Seorang karyawan money changer menghitung uang kertas Rupiah, di Jakarta, 15 Desember 2014. Rupiah Indonesia pada 15 Desember merosot ke tingkat terendah terhadap dolar sejak krisis keuangan Asia 16 tahun yang lalu, karena pasar negara berkembang terpukul seiring kemajuan perbaikan ekonomi Amerika Serikat. Adek Berry/AFP/Getty Images

Ronny P. Sasmita
Staf Ahli Komite Ekonomi dan Industri Nasional

Turki telah mengalami turbulensi ekonomi yang sangat menegangkan. Mata uang lira tercatat anjlok lebih dari 40 persen dibanding posisi dolar Amerika Serikat hingga Agustus lalu. Struktur perekonomian Turki memang sudah tidak sehat karena defisit neraca transaksi berjalan yang akut, ketergantungan yang semakin besar terhadap investor asing, dan menguatnya pengaruh kebijakan ekonomi Presiden Amerika Donald Trump serta sentimen politik Presiden Turki Recep Tayyip Erdogan yang kian tak bersahabat.

Defisit transaksi berjalan Turki yang berkelanjutan menjadi titik sentral kelemahan perekonomiannya. Selama 2000-2017, total defisit transaksi berjalannya mencapai US$ 555,37 miliar. Celakanya lagi, pada periode yang sama, total defisit transaksi perdagangannya mencapai US$ 768,17 miliar. Dan, sepanjang tahun itu tidak ada transaksi perdagangan yang positif.

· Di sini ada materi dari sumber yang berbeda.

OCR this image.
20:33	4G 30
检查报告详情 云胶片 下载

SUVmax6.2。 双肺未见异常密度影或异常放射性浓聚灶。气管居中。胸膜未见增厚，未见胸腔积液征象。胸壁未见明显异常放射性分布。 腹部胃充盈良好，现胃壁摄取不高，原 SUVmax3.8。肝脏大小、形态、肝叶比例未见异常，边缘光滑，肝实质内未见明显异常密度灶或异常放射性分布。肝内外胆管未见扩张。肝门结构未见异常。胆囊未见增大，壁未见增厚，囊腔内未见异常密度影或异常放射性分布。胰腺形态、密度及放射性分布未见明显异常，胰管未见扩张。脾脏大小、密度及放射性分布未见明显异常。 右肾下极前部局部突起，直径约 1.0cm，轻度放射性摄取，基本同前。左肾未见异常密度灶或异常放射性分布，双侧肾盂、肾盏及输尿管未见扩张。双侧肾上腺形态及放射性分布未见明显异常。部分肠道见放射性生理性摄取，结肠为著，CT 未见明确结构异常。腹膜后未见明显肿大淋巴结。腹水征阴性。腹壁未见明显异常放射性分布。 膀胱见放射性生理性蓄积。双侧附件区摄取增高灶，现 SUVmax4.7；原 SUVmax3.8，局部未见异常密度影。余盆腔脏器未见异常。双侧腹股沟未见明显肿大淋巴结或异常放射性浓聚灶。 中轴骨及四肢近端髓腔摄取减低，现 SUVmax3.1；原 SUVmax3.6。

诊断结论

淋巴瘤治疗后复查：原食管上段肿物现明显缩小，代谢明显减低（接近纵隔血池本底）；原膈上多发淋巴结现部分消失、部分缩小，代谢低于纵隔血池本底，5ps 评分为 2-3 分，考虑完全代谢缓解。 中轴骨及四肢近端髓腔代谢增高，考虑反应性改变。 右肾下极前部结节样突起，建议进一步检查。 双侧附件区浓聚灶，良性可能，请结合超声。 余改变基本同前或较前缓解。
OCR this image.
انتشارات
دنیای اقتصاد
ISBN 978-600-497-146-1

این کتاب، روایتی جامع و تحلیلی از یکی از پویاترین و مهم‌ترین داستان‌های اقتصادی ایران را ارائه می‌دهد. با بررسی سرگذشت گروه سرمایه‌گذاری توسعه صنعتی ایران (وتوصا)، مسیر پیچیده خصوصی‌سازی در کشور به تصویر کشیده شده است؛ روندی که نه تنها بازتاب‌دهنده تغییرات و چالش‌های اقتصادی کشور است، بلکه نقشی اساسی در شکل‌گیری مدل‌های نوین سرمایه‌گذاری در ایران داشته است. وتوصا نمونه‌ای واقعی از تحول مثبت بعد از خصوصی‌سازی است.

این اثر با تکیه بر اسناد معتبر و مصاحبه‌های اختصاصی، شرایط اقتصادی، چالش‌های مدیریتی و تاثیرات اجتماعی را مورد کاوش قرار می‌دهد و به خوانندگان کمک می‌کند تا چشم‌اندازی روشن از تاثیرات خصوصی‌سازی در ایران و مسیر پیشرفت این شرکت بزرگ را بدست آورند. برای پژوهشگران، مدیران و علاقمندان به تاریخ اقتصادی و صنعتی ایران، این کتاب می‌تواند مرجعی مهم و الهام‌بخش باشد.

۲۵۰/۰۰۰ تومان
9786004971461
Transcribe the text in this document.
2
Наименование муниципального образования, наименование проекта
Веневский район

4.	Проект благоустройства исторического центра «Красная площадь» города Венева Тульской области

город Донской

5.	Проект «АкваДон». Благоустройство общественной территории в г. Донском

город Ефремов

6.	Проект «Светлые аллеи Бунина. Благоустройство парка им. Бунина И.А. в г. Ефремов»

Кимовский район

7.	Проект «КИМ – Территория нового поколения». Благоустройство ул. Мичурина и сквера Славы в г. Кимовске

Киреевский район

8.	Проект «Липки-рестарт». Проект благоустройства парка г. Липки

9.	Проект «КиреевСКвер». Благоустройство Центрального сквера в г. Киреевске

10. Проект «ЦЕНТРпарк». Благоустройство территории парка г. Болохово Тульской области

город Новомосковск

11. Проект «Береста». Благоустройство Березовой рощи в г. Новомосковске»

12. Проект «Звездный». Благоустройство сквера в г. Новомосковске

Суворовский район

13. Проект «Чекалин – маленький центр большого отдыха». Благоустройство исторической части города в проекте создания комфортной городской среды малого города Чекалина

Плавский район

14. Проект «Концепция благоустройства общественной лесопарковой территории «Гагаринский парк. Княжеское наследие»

Turki harus memperoleh sumber pembiayaan lain. Maka, pinjaman asing pun otomatis kian besar. Jadi, sangat wajar jika volatilitas ekonominya juga menjadi sangat bergantung pada ekspektasi dan psikologi pasar dari para pendana asing. Sejak 1992 sampai hari ini, setidaknya Turki mempunyai utang terhadap orang asing senilai total defisit transaksi berjalannya, yaitu US$ 566,53 miliar. Bagi perekonomian sebesar Turki, yang pendapatan domestik brutonya pada 2017 masih US$ 852 miliar, posisi utang yang bersumber dari dana asing tersebut tentu sangat membebani.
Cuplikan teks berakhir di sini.